Un membre de l’OCQ sera considéré comme « adéquatement protégé » au sens du décret s’il se trouve dans l’une des situations suivantes :

  1. Le membre de l’OCQ a reçu toutes les doses requises de l’un des types de vaccins cités au décret, et dans les délais prévus par celui-ci, soit :
    1. Les deux doses du vaccin à ARNm de Moderna avec un intervalle minimal de 21 jours entre les doses, la dernière dose devant avoir été reçue depuis sept jours ou plus;
    2. Les deux doses du vaccin Pfizer-BioNTech avec un intervalle minimal de 21 jours entre les doses, la dernière dose devant avoir été reçue depuis sept jours ou plus;
    3. Les deux doses du vaccin AstraZeneca/COVIDSHIELD avec un intervalle minimal de 21 jours entre les doses, la dernière dose devant avoir été reçue depuis sept jours ou plus;
    4. La dose du vaccin Janssen, laquelle doit avoir été reçue depuis 14 jours ou plus;
  2. Le membre de l’OCQ a contracté la COVID-19 et a subséquemment reçu une dose de vaccin dans les délais prévus au décret;
  3. Le membre de l’OCQ a contracté la COVID-19 au cours des six derniers mois;
  4. Le membre de l’OCQ a une contre-indication à la vaccination, dès lors que celle-ci est attestée selon les modalités prévues au décret;
  5. Le membre de l’OCQ a participé à l’étude clinique menée par Medicago visant à valider la sécurité ou l’efficacité d’un candidat-vaccin contre la COVID-19.

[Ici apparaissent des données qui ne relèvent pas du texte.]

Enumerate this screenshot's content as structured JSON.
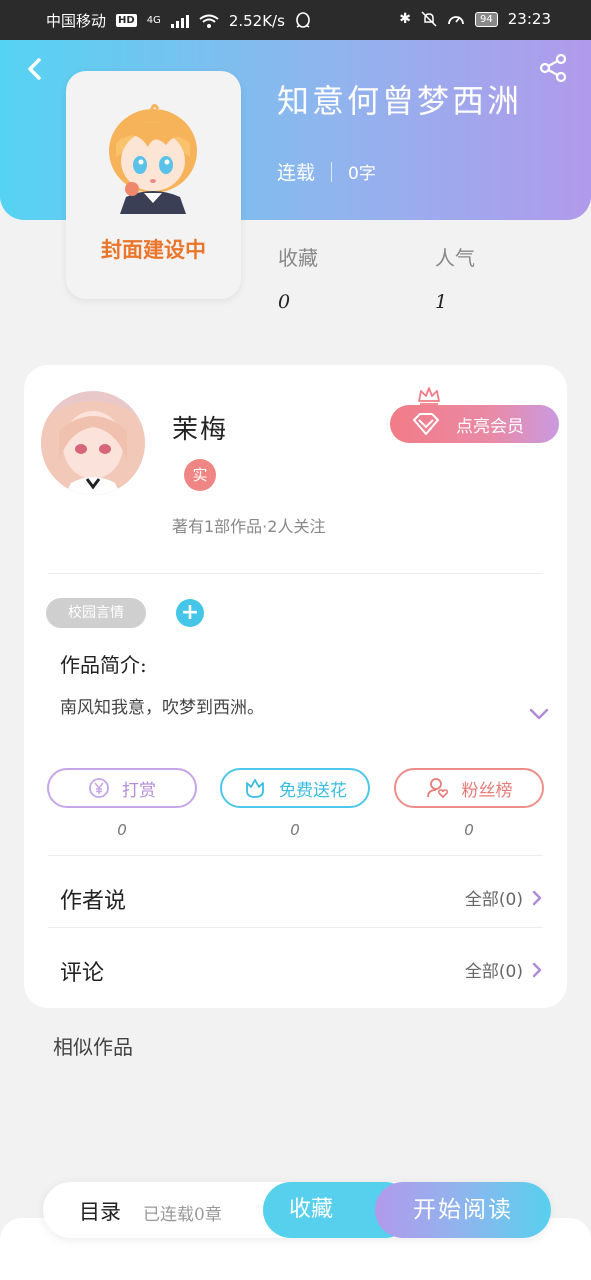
{
  "status_bar": {
    "carrier": "中国移动",
    "hd": "HD",
    "network": "4G",
    "speed": "2.52K/s",
    "battery": "94",
    "time": "23:23"
  },
  "book": {
    "title": "知意何曾梦西洲",
    "status": "连载",
    "word_count": "0字",
    "cover_text": "封面建设中"
  },
  "stats": {
    "favorites_label": "收藏",
    "favorites_value": "0",
    "popularity_label": "人气",
    "popularity_value": "1"
  },
  "author": {
    "name": "茉梅",
    "verified_badge": "实",
    "summary": "著有1部作品·2人关注",
    "vip_label": "点亮会员"
  },
  "tags": {
    "tag1": "校园言情",
    "add_label": "+"
  },
  "intro": {
    "label": "作品简介:",
    "text": "南风知我意，吹梦到西洲。"
  },
  "actions": {
    "reward_label": "打赏",
    "reward_count": "0",
    "flower_label": "免费送花",
    "flower_count": "0",
    "fans_label": "粉丝榜",
    "fans_count": "0"
  },
  "rows": {
    "author_say_label": "作者说",
    "author_say_right": "全部(0)",
    "comment_label": "评论",
    "comment_right": "全部(0)"
  },
  "similar_label": "相似作品",
  "bottom": {
    "toc_label": "目录",
    "toc_sub": "已连载0章",
    "fav_label": "收藏",
    "read_label": "开始阅读"
  },
  "colors": {
    "header_start": "#55d3f2",
    "header_end": "#b19aeb",
    "cover_text": "#e9762b",
    "accent_blue": "#45c6e8"
  }
}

Conséquences découlant du défaut de respecter les exigences prévues au décret à compter du 15 novembre 2021

Si un membre de l’OCQ visé par le décret ne transmet pas sa preuve de protection adéquate à l’exploitant du milieu où il exerce, au plus tard le 1er octobre 2021 ou le plus rapidement possible à compter du moment où cette preuve est disponible, il s’expose aux conséquences suivantes à compter du 15 novembre 2021 :

  • Il ne pourra pas réintégrer le milieu où il exerce ;
  • Il ne pourra pas recevoir de rémunération, bénéfice, honoraire ou autre forme de compensation à moins que, à la discrétion de son employeur, il n’ait été affecté à d’autres tâches.

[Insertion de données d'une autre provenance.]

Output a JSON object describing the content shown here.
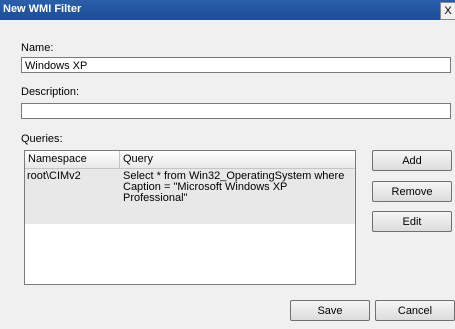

L’Ordre estime important de souligner que le décret prévoit également des sanctions spécifiques pour les membres d’ordres professionnels qui ne sont pas adéquatement protégés à la date d’entrée en vigueur du décret, à savoir :

  • Le membre d’un ordre professionnel verra son droit d’exercice suspendu ou limité par son ordre ;
  • Le membre d’un ordre professionnel est réputé avoir commis un acte dérogatoire à la dignité de la profession au sens du Code des professions (chapitre C-26) et court le risque de faire l’objet d’une plainte disciplinaire, avec les conséquences que cela implique.

Exemples de cas de figure où un membre de l’OCQ serait visé par le décret

Voici quelques exemples de cas de figure où un membre de l’OCQ serait visé par l’obligation de transmettre une preuve à l’exploitant du milieu où il exerce qu’il est adéquatement protégé :

  • Un membre de l’OCQ œuvrant au sein d’un cabinet privé d’un professionnel de la santé et étant en contact direct avec les patients, ou n’ayant aucun contact direct avec les patients mais étant en contact direct avec les professionnels de la santé ;
  • Un membre de l’OCQ administrant des vaccins contre la COVID-19 ;
  • Un membre de l’OCQ travaillant dans un centre hospitalier, un établissement de santé, etc., n’ayant aucun contact direct avec des patients, mais étant en contact direct avec des professionnels de la santé ;
  • Un membre de l’OCQ œuvrant dans un laboratoire en étant exclusivement entouré d’autres membres de l’OCQ, mais partageant des aires communes avec des professionnels de la santé.

Force est de noter que cette énumération d’exemples n’est pas exhaustive et ne fait état que de quelques cas de figures parmi d’autres dans lesquels un membre de l’OCQ serait visé par le décret.